Мария, поняв, что права, тяжело задумалась. Она помнила горькую участь подруги, муж которой заболел дурной болезнью и заразил ее. Царь Иван недоверчив, мнителен, с ним надо осторожно, это говорил еще брат Михаил, тем более если дело касалось его мужской силы. Молодая царица вдруг осознала, в какую западню попала. Что она может? Выговаривать мужу за непотребные утехи? Но тогда и в монастырь отправлять не станет, отравит ядом, и все. Не замечать? Сама заболеешь сильнее мужа. Пока муж ее еще любит, но Кученей достаточно умна, чтобы не заметить, что начала надоедать супругу. Даже красота приедается, если нет души, а ее у черкешенки не было. Жестокая, злая, ненавидевшая и презиравшая все русское, даже при себе державшая только своих служанок, она быстро стала в Москве такой же нелюбимой, какой была мать Ивана Васильевича Елена Глинская.
– Я лечусь, – вдруг пробурчал Иван.
Он-то лечится, а ей как? Лекарю свои беды не поведаешь, а русским мамкам царица не верит, все ждет, что отравят. Оставалось уповать на волю господню, но и веры истинной не было. Свои обычаи царица оставила, а новые приняла лишь для вида, потому как нельзя без того. Вот и жила бездушная, ни во что не верящая, жестокая красавица в богатом дворце, окруженная златом и серебром, начавшая понимать, что не в этом счастье. Ей бы полюбить мужа от всего сердца, пригреть пасынков, государь бы в ней души не чаял, милостями своими осыпал, но не дана бездушным любовь, не могут жестокие приласкать кого-то. Сама не была счастлива пустая сердцем Мария-Кученей и других своим теплом не отогрела. И от людей тепла тоже не видела, не любили красавицу на Руси, померла, так и не вспомнил добром никто.
Бездеятельность одинаково губительна для всех людей, и для простых смертных, и для правителей. Без толкового занятия человек опустошается душой, и у него появляется болезнь, называемая скукой… А когда и дела появляются, то исполнять их уже не хочется. Вот и мается человек, придумывая себе развлечения, часто совсем никчемные. А иногда весьма опасные для окружающих.

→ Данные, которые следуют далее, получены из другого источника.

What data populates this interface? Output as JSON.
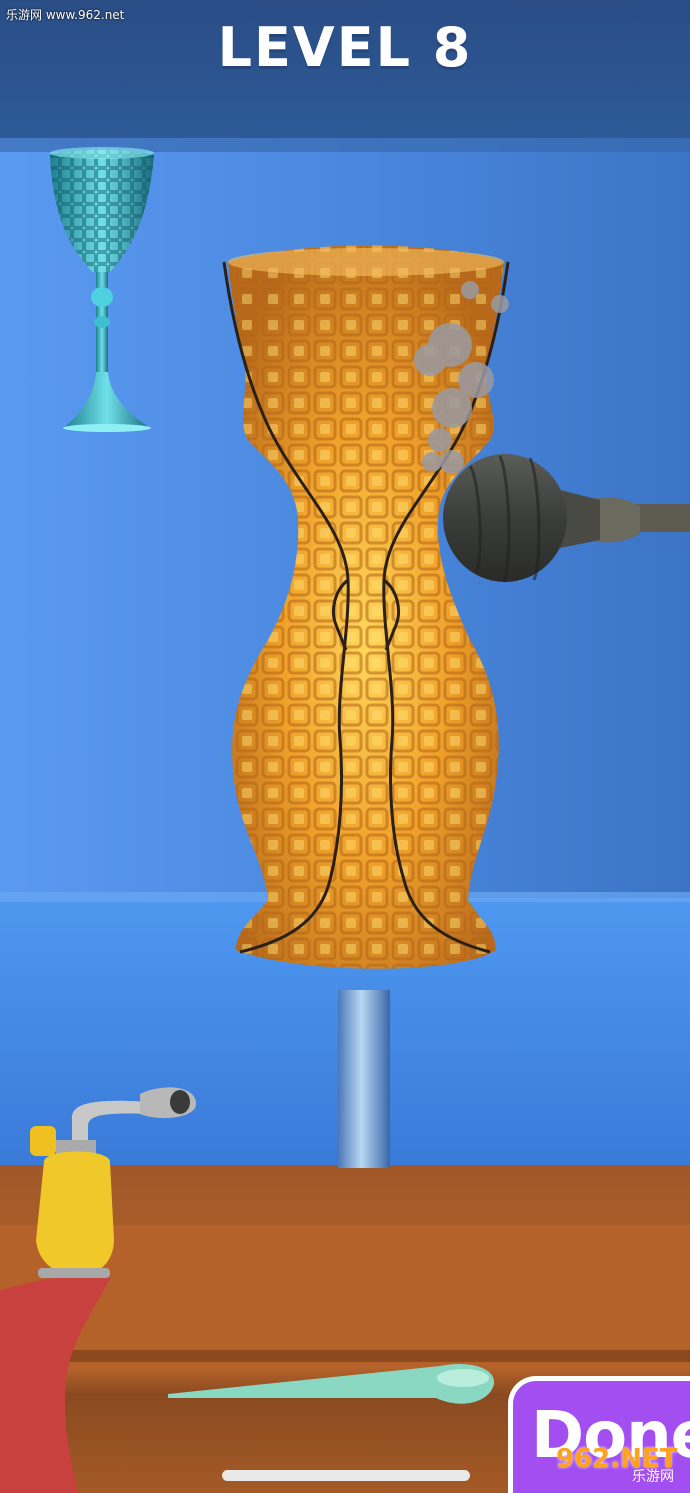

Скучая и не желая толком ничем заниматься, Иван развлекался самым жестоким и непотребным образом. Красавицы жены да и множества девок, приводимых по первому требованию, ему было мало, вернее, надоели. В его жизнь на несколько лет прочно вошел Федька Басманов.
Сын опытного заслуженного воеводы Алексея Басманова, больше похожий на девку, чем на молодого парня, знал все слабости своего покровителя и умел угождать так, что и Кученей становилась ненадобна. Алексей Данилович зубами скрипел, не будь напарником Федьки сам государь, походил бы по его спине не только арапник, но и целая оглобля. Позорище, стыдно людям в глаза смотреть из-за сыновьего поведения, а возразить нельзя.
Глаза боярина Димитрия презрительно сверкнули, губы дрогнули в усмешке:
– Ты служишь государю самым гнусным содомским делом, а я, как и мои предки, служу на славу и пользу отечеству!
Овчина-Оболенский знал, о чем говорил, слишком многие воротили нос от царского любимца Федора Басманова, всех коробило от понимания, каким образом угождает Ивану Васильевичу этот боярский сын. Ладно бы простым блудом занимался царь, хотя и то непростительно, а уж так-то, мужеложеством…
Дмитрий Овчина больше разговаривать с Федором не стал, слишком презирал того, развернулся и ушел, потому не заметил ни выступивших на глазах царского любимца слез, ни его злого взгляда. А зря…
Басманов бросился к своему покровителю с жалобой. Глаза царя сузились, на скулах заходили желваки. Но как он мог прямо наказать насмешника? Совсем не хотелось, чтобы все окружающие поняли, за что. Иван положил руку на рукав Федора:
– Я отплачу, не страдай…
Басманов только украдкой вздохнул. Были минуты, когда он жалел о своей близости к государю, прекрасно понимая, что все вокруг насмехаются и за глаза откровенно издеваются. Рядом с Иваном Васильевичем никто не рисковал бросать на его любимца даже косого взгляда, но стоило уйти в сторону…
Пиршество было в самом разгаре, многие уже едва не валились под стол, когда царь вдруг ласково подозвал к себе Овчину. Тому бы поостеречься, но вино и ему ударило в голову, засмеялся, пошел. Иван держал в руках большую чашу, в которую холоп наливал вино.
– Пей за мое здоровье! – Государь протянул напиток Димитрию, с трудом удерживая одной рукой.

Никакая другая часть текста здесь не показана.